The Parasol mushroom

The Parasol mushroom (Macrolepiota procera) can be identified by its cap, 10 to 30 centimetres in diameter, egg-shaped, convex and spreading into a parasol shape, crowned by a teat; and by its stipe, 15 to 40 centimetres high, hollow, brown and fibrous, bulbous and of a rough texture at the base.  The flesh is soft and white, with a pleasant, fruity flavour and aroma.  It is found mainly in undergrowth and in clearings, among bracken and broom, preferring silicious soil.  The stipe can be finely chopped and used in sauces and soups.  But parasol mushrooms are valued mainly for the caps, which are best eaten young, before the appearance of brown gills.  They can be eaten raw, to accompany a green salad.  To cook, pan fry whole caps for a few minutes in olive oil, or, better, grill them on the barbecue and season with salt and pepper before serving. 

The chanterelle

Also known as the girolle, the chanterelle (Cantharellus cibarius) can be identified by its funnel-shaped cap, ranging in colour from pale yellow to orange, 4 to 10 centimetres in diameter.  It grows near broad-leaved and resinous trees, until the end of the fall, but disappears with the first frosts.  Its firm flesh remains crisp and flavourful after cooking, during which it emits a fruity aroma, often compared to that of the mirabelle plum.  It can be diced into small cubes and fried in butter or oil to accompany an omelette.   In more elaborate forms, the chanterelle can accompany meat or fish, or be used in the preparation of savoury pies. 
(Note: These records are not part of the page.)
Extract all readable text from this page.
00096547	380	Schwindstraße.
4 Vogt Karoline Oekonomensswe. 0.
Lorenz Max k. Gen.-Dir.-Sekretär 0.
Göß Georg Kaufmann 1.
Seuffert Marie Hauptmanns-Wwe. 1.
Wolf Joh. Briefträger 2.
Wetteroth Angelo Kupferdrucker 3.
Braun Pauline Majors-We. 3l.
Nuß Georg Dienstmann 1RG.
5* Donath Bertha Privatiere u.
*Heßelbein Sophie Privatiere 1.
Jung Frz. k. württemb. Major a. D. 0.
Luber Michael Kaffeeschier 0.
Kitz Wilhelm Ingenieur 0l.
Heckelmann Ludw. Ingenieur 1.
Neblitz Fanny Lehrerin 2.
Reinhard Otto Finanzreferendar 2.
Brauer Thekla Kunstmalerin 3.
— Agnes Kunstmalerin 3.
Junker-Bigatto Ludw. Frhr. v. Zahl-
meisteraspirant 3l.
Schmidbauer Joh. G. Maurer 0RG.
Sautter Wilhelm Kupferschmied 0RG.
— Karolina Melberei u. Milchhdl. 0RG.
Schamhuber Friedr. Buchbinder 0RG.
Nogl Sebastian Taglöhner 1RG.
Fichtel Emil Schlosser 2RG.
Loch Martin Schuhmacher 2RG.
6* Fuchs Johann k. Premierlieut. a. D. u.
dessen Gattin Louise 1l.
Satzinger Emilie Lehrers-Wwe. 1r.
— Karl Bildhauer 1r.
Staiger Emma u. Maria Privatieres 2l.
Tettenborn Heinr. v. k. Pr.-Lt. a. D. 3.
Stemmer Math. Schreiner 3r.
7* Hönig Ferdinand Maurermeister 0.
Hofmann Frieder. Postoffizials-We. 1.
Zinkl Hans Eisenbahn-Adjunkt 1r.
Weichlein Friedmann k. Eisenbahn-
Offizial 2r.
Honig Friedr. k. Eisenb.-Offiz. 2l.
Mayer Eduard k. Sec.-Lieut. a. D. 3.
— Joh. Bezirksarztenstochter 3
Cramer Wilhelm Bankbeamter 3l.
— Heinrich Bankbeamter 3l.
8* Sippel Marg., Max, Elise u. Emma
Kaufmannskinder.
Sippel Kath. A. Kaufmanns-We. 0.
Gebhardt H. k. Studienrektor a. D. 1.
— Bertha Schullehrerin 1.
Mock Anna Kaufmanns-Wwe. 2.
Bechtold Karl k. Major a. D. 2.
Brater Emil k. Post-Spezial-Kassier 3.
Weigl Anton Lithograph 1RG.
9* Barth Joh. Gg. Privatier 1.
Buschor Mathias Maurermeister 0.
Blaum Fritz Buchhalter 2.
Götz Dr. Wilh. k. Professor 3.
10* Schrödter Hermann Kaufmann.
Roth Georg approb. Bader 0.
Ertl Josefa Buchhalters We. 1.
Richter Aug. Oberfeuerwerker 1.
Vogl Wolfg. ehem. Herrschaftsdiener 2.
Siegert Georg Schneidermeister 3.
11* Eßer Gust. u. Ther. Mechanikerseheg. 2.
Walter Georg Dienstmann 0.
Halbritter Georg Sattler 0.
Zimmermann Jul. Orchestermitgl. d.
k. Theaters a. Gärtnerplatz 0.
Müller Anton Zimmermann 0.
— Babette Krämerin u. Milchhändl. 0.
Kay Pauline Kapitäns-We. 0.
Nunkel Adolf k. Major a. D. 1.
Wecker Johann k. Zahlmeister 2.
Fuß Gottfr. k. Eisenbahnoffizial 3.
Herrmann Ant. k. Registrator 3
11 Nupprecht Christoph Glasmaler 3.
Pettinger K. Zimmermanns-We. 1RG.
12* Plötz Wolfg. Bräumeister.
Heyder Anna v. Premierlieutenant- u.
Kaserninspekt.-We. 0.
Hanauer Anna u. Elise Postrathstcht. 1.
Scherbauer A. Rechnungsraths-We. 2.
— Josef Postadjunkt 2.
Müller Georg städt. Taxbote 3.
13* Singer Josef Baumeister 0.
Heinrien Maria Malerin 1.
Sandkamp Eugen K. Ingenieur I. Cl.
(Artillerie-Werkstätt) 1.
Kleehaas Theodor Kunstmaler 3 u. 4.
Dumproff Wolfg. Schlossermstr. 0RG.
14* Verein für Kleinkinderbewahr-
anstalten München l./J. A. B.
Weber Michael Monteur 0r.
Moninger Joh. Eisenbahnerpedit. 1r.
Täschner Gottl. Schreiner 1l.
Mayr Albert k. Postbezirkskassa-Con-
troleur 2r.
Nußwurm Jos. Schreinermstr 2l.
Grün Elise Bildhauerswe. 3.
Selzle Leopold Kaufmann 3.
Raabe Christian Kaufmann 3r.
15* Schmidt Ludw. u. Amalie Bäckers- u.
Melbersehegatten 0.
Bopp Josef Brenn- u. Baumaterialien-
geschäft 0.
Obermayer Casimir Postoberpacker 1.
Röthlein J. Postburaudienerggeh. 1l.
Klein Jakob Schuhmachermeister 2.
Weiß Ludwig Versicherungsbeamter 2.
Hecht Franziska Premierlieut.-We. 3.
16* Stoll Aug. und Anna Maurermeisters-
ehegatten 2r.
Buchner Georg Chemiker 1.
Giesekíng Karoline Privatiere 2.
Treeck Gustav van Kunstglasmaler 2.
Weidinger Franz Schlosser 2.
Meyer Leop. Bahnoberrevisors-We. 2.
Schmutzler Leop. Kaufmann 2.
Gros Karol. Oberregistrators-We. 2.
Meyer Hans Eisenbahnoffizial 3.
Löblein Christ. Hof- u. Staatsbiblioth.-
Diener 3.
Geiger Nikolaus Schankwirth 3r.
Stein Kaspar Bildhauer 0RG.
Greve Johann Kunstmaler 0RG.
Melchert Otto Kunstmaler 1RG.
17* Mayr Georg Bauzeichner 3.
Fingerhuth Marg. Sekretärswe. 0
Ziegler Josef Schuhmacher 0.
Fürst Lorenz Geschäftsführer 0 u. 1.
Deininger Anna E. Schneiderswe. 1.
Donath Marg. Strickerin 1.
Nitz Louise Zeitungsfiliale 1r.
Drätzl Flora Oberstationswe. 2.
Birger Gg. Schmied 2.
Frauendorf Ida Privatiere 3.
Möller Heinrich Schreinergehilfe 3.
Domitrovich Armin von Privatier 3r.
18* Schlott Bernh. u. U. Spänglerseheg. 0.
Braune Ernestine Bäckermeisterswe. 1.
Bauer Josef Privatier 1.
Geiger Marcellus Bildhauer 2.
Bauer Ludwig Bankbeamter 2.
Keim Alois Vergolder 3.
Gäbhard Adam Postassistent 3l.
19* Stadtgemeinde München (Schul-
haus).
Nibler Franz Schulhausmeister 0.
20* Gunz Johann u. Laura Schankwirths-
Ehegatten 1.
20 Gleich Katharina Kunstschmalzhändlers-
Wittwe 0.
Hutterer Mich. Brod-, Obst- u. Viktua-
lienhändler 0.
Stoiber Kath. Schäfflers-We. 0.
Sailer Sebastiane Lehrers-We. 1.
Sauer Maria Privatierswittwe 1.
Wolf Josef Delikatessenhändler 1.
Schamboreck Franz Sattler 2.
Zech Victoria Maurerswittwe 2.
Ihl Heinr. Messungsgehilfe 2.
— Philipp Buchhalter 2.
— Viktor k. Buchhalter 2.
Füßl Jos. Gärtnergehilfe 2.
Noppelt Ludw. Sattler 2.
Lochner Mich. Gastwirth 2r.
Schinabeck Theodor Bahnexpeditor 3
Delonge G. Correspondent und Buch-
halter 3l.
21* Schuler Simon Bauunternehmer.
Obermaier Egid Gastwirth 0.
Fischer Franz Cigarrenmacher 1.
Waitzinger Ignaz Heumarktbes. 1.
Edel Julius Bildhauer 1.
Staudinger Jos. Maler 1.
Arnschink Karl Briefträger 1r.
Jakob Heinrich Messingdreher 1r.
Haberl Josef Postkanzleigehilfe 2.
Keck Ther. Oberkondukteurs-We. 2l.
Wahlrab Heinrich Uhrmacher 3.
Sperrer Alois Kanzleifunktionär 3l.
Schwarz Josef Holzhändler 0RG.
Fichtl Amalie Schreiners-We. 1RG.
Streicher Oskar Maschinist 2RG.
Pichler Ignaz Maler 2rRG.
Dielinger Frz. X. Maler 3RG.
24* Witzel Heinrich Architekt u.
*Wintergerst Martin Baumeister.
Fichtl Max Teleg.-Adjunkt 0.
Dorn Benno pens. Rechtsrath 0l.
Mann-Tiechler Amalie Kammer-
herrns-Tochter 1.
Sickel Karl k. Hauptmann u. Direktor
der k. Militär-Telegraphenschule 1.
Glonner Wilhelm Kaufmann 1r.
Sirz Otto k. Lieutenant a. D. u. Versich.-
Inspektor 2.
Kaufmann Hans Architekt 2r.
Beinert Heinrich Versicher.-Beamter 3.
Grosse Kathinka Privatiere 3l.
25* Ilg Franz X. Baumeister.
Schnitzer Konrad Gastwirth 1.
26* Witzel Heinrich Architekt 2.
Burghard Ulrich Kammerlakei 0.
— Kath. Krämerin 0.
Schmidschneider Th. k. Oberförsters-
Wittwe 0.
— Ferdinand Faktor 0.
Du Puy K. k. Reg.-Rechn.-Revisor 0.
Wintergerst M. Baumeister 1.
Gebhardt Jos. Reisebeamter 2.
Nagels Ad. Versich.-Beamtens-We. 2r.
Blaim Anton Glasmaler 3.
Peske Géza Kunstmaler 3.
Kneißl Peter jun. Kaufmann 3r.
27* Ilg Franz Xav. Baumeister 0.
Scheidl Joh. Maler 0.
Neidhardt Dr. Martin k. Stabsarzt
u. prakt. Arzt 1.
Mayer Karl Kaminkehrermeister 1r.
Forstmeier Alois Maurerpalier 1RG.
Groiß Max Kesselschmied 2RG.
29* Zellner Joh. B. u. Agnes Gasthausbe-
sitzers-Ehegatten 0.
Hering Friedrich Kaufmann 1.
What to do in case of intoxication

Never attempt to treat yourself.  Call a poison control centre or the nearest doctor.  In case of serious illness, dial 15 for an ambulance.  Do not allow the patient to drink anything, including water.   Reassure the patient by speaking calmly, place him on his side and cover with a blanket while awaiting assistance.  If possible, conserve remaining or regurgitated foodstuffs, which may be useful in identifying the toxin.